- Poster
- Directed by: Yaniv Raz
- Written by: Yaniv Raz
- Based on: Dr. Bird's Advice for Sad Poets by Evan Roskos
- Produced by: Shona Tuckman Josh Bachove
- Starring: Lucas Jade Zumann Taylor Russell Chase Stokes Lisa Edelstein David Arquette Jason Isaacs
- Cinematography: Pierluigi Gigi Malavasi
- Edited by: Steven Centracchio
- Music by: Jim Dooley
- Production companies: Ketchup Entertainment Storyboard Media Kreate Films
- Distributed by: Relativity Media
- Release date: January 12, 2021;
- Running time: 110 minutes
- Country: United States
- Languages: English French

= Dr. Bird's Advice for Sad Poets =

Dr. Bird's Advice for Sad Poets is a 2021 American comedy-drama film written and directed by Yaniv Raz and starring Lucas Jade Zumann, Taylor Russell, Chase Stokes, Lisa Edelstein, David Arquette and Jason Isaacs. It is based on the novel of the same name by Evan Roskos.

==Cast==
- Lucas Jade Zumann as James Whitman
- Taylor Russell as Sophie
- Jason Isaacs as Carl
- Lisa Edelstein as Elly
- David Arquette as Xavier
- Chase Stokes as Martin
- Tom Wilkinson as the voice of Dr. Bird

==Release==
The film was released on demand on January 12, 2021.

==Reception==
The film has an 80% rating on Rotten Tomatoes based on five reviews.

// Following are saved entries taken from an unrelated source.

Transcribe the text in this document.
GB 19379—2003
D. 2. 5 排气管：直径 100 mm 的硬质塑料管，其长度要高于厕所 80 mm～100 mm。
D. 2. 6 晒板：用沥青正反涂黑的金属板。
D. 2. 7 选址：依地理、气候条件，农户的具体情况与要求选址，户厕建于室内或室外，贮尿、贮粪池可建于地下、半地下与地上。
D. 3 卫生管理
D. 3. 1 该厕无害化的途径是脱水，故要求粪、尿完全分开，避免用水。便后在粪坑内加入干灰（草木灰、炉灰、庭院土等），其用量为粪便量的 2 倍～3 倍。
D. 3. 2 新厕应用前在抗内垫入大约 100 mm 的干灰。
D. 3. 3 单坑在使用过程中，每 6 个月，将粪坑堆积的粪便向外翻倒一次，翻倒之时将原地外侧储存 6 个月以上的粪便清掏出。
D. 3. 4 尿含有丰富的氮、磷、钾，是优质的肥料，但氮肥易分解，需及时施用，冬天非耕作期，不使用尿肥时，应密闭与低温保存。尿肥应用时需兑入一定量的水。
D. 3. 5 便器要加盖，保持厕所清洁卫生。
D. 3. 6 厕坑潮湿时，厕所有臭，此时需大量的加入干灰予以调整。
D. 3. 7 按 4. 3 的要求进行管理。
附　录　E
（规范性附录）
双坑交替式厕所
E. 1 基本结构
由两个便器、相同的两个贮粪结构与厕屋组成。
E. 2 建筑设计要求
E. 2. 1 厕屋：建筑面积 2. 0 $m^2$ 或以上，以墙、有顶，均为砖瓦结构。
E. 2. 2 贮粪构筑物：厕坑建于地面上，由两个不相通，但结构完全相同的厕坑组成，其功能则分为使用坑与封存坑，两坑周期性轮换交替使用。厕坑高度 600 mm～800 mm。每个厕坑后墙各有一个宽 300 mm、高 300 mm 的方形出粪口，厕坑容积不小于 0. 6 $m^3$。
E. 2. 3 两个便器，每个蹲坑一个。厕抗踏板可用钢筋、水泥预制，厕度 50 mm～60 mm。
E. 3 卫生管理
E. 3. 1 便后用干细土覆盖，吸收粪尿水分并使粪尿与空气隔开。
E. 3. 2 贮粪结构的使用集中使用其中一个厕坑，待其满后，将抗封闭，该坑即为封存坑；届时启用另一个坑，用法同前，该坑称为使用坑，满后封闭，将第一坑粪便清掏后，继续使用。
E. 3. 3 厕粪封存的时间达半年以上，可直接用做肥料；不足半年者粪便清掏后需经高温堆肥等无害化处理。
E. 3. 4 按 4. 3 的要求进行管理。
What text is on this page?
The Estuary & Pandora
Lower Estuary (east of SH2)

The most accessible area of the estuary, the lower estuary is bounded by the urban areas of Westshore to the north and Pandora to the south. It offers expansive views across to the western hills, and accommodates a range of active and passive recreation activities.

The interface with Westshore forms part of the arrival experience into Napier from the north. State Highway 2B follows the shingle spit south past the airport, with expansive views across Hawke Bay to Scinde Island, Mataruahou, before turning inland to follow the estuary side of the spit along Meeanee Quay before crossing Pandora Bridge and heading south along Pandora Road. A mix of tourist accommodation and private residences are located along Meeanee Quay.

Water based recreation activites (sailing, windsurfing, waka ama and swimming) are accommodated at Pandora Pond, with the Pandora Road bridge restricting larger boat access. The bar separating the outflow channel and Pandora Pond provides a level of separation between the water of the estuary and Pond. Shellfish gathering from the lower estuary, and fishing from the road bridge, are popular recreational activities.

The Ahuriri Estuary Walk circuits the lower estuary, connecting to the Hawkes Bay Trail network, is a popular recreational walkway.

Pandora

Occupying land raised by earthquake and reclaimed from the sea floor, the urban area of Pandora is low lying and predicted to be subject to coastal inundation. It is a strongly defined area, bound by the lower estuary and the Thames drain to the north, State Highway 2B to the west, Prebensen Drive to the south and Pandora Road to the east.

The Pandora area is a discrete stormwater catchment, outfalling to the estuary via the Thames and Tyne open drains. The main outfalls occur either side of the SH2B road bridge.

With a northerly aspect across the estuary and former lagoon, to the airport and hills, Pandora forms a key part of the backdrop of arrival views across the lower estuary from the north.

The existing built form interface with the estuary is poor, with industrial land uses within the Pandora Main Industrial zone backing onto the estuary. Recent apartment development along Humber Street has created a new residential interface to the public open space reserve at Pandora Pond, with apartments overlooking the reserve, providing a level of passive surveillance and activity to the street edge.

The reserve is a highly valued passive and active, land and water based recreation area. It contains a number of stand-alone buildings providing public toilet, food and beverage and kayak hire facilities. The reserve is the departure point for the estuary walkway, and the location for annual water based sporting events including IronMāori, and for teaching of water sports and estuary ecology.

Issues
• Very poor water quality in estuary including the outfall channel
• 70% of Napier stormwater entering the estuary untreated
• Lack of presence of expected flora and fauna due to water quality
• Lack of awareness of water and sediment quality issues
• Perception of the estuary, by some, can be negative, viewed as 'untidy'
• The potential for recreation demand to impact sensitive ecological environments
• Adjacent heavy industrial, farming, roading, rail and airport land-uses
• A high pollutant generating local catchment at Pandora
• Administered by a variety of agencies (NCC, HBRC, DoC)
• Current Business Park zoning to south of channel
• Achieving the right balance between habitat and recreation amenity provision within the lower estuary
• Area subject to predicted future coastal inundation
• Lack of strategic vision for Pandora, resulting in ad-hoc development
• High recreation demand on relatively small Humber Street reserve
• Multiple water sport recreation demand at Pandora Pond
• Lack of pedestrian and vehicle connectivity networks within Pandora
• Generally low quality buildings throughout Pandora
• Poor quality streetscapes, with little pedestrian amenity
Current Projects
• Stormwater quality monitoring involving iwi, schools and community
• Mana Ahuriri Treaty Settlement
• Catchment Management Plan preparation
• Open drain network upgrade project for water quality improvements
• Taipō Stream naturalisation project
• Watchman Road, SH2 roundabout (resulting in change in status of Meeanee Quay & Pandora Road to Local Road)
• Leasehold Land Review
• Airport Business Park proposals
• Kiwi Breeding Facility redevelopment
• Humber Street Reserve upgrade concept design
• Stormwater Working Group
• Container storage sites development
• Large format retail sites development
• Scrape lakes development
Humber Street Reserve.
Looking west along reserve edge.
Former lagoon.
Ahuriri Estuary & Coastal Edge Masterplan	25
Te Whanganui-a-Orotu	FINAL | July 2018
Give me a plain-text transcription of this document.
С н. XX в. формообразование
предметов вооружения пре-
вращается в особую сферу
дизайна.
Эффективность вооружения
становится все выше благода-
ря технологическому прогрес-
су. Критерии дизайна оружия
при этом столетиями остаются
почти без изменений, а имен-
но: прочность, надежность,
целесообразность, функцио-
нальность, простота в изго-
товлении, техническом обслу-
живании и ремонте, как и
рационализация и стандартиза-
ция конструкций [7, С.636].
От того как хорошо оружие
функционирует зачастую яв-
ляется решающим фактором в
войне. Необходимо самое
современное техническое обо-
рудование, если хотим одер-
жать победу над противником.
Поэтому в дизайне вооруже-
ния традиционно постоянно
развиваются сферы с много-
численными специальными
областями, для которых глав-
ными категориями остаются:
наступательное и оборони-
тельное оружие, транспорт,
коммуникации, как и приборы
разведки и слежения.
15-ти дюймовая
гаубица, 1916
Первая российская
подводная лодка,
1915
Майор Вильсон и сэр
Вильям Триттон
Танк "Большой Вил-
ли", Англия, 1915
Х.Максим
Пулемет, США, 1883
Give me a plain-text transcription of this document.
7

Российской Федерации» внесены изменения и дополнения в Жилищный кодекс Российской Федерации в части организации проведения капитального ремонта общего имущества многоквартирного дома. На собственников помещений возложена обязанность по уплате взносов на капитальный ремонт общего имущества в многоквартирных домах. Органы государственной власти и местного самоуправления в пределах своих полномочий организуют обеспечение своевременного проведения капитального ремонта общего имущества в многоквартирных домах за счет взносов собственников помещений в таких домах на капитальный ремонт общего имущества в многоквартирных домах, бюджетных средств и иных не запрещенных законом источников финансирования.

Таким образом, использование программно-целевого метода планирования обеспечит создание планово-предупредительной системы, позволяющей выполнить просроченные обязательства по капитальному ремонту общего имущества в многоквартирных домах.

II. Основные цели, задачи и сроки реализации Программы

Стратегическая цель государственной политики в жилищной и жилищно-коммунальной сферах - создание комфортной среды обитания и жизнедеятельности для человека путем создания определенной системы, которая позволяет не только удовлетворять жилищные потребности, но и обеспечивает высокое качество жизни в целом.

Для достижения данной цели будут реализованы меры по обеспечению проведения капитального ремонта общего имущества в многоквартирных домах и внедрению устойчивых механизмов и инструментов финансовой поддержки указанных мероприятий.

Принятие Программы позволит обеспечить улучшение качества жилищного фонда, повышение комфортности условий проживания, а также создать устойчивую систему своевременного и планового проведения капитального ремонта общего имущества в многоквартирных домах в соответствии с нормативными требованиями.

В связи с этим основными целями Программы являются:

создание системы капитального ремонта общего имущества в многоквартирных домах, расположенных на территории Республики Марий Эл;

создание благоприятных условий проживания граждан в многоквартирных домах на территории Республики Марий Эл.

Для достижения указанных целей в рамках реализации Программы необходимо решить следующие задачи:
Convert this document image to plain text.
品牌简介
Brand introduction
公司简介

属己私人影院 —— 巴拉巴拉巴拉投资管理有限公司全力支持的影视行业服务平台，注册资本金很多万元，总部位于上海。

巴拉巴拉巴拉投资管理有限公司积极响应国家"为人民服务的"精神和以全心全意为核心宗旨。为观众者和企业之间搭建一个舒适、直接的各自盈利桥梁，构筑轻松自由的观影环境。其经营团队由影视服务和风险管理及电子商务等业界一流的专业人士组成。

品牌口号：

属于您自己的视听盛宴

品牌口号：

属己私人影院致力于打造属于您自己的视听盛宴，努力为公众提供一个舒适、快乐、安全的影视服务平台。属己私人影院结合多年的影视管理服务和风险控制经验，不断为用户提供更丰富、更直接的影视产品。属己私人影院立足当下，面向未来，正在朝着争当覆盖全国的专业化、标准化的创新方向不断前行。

Sandie Angulo Chen of Common Sense Media awarded the film three stars out of five and wrote, "YA dramedy about anxiety has language, innuendo, drinking."

Cath Clarke of The Guardian also awarded the film three stars out of five and wrote, "The family dysfunction stuff is sensitively handled with some originality..."

Cyntia Vinney of Comic Book Resources gave the film a positive review and wrote, "None of this would land, however, if it weren’t for Zumann’s earnest, heartfelt performance. He perfectly balances James' anxiety with his underlying sweetness as well as his awkward idiosyncrasy."

Glenn Kenny of The New York Times gave the film a negative review and wrote, "The movie gets so drunk on its stylistic affectations (and unfunny attempts at cerebral comedy) that by the time it sobers up to take James's mental health seriously, it's too little, too late."